Soweit der Kläger geltend macht, die in seinen Augen mangelhafte politische Bewältigung der „Flüchtlingskrise“ im Jahr 2015 habe dazu geführt, dass die Töne aus der reichbürgerlichen Ecke bei ihm auf fruchtbaren Boden gefallen seien und damit ein unvergorenes staatsrechtliches Gebräu entstanden sei, was er aber längst eingesehen habe und man entschuldigend hinzufügen müsse, dass ihm niemand habe erklären können, warum es ihm verübelt werde, wenn er von Deutschland in den Grenzen von 1937 spreche, wie er das seit Schulzeiten verinnerlicht habe, kann dies nicht zum Erfolg seines Berufungszulassungsantrags führen. Unabhängig davon, was der Kläger von seiner Schulzeit verinnerlicht hat, welche politische Einstellung ihn prägt und ob er die Flüchtlingspolitik im Jahr 2015 gutgeheißen hat oder nicht, konnte er weder im Verwaltungs- noch im Gerichtsverfahren erklären, aus welchen konkreten Gründen er einen Staatsangehörigkeitsausweis unter Berufung auf eine angebliche Staatsangehörigkeit des „Bundeslands Bayern“ beantragt und im Schreiben vom 24. September 2016 seine deutsche Staatsangehörigkeit bestritten hat. Er konnte keinerlei Vorteile benennen, die er sich von einer solchen Vorgehensweise hinsichtlich der von ihm nach seinen Angaben befürchteten Requirierung seines Erbhofs zur Unterbringung von Flüchtlingen versprochen hat und konnte auch nicht darlegen, wie damit seinen Ängsten entgegengewirkt werden konnte.
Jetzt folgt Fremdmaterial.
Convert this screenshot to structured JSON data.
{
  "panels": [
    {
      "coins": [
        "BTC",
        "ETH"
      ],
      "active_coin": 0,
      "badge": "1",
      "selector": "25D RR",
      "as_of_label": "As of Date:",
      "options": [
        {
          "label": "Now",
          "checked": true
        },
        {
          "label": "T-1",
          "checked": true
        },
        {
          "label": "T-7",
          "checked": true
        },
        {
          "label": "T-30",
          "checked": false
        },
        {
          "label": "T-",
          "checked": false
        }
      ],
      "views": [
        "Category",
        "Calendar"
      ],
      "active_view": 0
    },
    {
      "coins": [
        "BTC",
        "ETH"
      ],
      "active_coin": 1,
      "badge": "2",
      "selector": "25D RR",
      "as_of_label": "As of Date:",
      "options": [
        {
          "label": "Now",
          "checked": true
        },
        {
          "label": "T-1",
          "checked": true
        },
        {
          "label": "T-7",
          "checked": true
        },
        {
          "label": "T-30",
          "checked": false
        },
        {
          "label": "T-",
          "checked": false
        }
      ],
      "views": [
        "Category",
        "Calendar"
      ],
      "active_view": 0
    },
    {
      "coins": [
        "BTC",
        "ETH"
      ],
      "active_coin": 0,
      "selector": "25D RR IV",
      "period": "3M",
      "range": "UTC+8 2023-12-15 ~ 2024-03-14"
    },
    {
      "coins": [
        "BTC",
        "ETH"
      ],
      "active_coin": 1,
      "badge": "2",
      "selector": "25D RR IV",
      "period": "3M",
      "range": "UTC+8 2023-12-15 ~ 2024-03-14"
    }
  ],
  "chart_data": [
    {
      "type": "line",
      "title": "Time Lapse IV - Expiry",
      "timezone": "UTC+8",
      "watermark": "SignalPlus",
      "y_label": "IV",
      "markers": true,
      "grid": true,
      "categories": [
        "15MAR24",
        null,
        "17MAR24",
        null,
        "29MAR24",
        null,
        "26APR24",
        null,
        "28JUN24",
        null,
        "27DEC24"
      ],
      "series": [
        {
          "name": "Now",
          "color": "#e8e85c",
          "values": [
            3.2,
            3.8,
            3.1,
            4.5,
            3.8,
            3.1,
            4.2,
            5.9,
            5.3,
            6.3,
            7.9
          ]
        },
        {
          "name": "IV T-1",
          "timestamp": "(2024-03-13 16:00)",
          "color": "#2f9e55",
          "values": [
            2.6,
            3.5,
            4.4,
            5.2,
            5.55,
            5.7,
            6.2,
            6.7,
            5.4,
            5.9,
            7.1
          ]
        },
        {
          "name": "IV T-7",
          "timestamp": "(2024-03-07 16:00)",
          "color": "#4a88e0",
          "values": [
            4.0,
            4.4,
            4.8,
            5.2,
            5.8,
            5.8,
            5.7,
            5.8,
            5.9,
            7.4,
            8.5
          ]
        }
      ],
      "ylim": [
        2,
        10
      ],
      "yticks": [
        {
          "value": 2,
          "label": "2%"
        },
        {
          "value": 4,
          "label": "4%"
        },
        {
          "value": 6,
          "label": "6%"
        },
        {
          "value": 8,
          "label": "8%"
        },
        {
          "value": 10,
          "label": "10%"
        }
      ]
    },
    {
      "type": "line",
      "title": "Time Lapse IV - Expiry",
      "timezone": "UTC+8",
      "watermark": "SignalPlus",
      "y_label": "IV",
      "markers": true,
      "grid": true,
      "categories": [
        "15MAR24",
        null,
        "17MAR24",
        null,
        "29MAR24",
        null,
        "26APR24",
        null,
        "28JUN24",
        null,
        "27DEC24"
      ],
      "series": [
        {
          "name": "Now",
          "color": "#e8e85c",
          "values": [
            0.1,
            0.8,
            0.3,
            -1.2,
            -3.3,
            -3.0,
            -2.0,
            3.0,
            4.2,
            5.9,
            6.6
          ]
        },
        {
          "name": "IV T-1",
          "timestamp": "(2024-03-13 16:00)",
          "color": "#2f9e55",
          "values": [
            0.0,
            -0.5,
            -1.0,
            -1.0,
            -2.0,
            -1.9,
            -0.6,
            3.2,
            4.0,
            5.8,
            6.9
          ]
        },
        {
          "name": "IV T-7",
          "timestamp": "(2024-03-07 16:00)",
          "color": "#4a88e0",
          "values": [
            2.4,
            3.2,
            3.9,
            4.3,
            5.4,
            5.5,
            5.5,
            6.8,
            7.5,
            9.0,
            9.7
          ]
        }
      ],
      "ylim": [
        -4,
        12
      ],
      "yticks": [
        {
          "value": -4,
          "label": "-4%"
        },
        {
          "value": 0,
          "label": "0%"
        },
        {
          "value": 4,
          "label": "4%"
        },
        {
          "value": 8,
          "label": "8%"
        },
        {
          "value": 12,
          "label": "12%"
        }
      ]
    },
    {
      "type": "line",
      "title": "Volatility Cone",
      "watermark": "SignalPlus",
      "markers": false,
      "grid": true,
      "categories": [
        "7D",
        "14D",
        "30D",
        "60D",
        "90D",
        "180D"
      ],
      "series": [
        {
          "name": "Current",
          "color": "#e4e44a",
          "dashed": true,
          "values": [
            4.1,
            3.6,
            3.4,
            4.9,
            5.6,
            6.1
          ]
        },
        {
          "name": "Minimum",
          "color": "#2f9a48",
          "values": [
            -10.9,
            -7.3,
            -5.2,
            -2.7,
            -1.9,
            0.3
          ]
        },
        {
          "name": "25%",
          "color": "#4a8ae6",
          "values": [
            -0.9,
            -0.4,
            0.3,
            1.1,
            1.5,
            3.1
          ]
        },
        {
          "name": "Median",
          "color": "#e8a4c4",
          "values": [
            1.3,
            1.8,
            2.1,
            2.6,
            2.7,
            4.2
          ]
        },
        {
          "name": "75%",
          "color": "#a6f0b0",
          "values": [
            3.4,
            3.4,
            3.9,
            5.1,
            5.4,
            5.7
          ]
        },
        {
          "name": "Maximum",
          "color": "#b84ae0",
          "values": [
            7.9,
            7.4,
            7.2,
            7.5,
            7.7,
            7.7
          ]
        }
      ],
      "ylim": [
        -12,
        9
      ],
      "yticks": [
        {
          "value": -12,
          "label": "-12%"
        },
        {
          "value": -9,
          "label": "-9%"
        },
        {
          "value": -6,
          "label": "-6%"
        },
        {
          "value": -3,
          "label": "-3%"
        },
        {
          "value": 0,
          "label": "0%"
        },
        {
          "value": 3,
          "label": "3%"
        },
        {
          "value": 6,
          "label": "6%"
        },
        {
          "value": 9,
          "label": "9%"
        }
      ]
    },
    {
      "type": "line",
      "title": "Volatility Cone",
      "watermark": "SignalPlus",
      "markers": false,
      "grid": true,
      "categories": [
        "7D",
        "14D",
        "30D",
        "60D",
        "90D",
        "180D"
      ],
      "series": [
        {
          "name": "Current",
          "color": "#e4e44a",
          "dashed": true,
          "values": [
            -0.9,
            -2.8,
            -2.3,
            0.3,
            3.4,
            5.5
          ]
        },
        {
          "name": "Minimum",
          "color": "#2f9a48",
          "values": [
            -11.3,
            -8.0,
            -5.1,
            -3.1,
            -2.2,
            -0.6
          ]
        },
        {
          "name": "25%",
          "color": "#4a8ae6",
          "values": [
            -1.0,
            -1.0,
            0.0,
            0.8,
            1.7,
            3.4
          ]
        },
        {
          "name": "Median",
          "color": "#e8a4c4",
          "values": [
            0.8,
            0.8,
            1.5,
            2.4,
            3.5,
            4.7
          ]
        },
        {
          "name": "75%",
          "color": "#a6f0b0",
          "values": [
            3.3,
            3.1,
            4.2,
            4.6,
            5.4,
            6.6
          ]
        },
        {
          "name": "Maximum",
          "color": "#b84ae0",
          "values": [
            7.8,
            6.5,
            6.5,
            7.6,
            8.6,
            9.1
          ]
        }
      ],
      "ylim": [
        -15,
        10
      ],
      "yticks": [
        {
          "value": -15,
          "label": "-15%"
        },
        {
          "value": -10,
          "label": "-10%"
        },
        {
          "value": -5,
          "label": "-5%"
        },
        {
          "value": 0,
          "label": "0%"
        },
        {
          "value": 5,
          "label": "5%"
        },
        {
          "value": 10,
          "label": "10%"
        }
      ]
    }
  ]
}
Das Verwaltungsgericht und die Waffenbehörde mussten sich auch nicht mit den Umständen auseinandersetzen, die für eine Zuverlässigkeit des Klägers sprechen. Beim Widerruf der Waffenbesitzkarte und der Ungültigerklärung des Jagdscheins handelt es sich nicht um Ermessensentscheidungen (vgl. BayVGH, B.v. 13.4.2021 – 24 B 20.2220 – juris Rn. 15), sondern sie sind nach § 45 Abs. 2 WaffG und § 18 Satz 1, § 17 Abs. 1 Satz 2, Abs. 3 BJagdG zwingend zu verfügen, wenn nachträglich Tatsachen eintreten, die die Annahme rechtfertigen, dass der Betreffende die waffenrechtliche Zuverlässigkeit nicht mehr besitzt. Davon sind das Landratsamt und das Verwaltungsgericht zutreffend ausgegangen. Weitere diesbezügliche Erwägungen waren daher nicht erforderlich.
Auch der Umstand, dass der Kläger möglicherweise nach Erlass des streitgegenständlichen Bescheids vom 18. Januar 2018 seine Auffassung geändert hat, kann nicht zur Zulassung der Berufung führen. Beim Widerruf einer waffenrechtlichen Erlaubnis kommt es entscheidungserheblich auf den Zeitpunkt des Bescheiderlasses an (vgl. BayVGH, B.v. 13.4.2021 a.a.O. Rn. 14; BVerwG, U.v. 16.5.2007 – 6 C 24.06 – NVwZ 2007, 1201 = juris Rn. 35). Nachträgliche Änderungen der Sach- und Rechtslage sind ggf. im Verfahren auf Wiedererteilung geltend zu machen.
2. Die Kostenentscheidung beruht auf § 154 Abs. 2 VwGO. Die Streitwertfestsetzung ergibt sich aus § 47, § 52 Abs. 1 GKG. Sie orientiert sich an Nrn. 20.3 und 50.2 des Streitwertkatalogs für die Verwaltungsgerichtsbarkeit 2013 (abgedruckt als Anhang in Eyermann, VwGO) und folgt in der Höhe der Festsetzung des Verwaltungsgerichts, gegen die keine Einwände erhoben worden sind.
3. Dieser Beschluss ist unanfechtbar (§ 152 VwGO). Mit der Ablehnung des Zulassungsantrags wird das Urteil des Verwaltungsgerichts rechtskräftig (§ 124a Abs. 5 Satz 4 VwGO).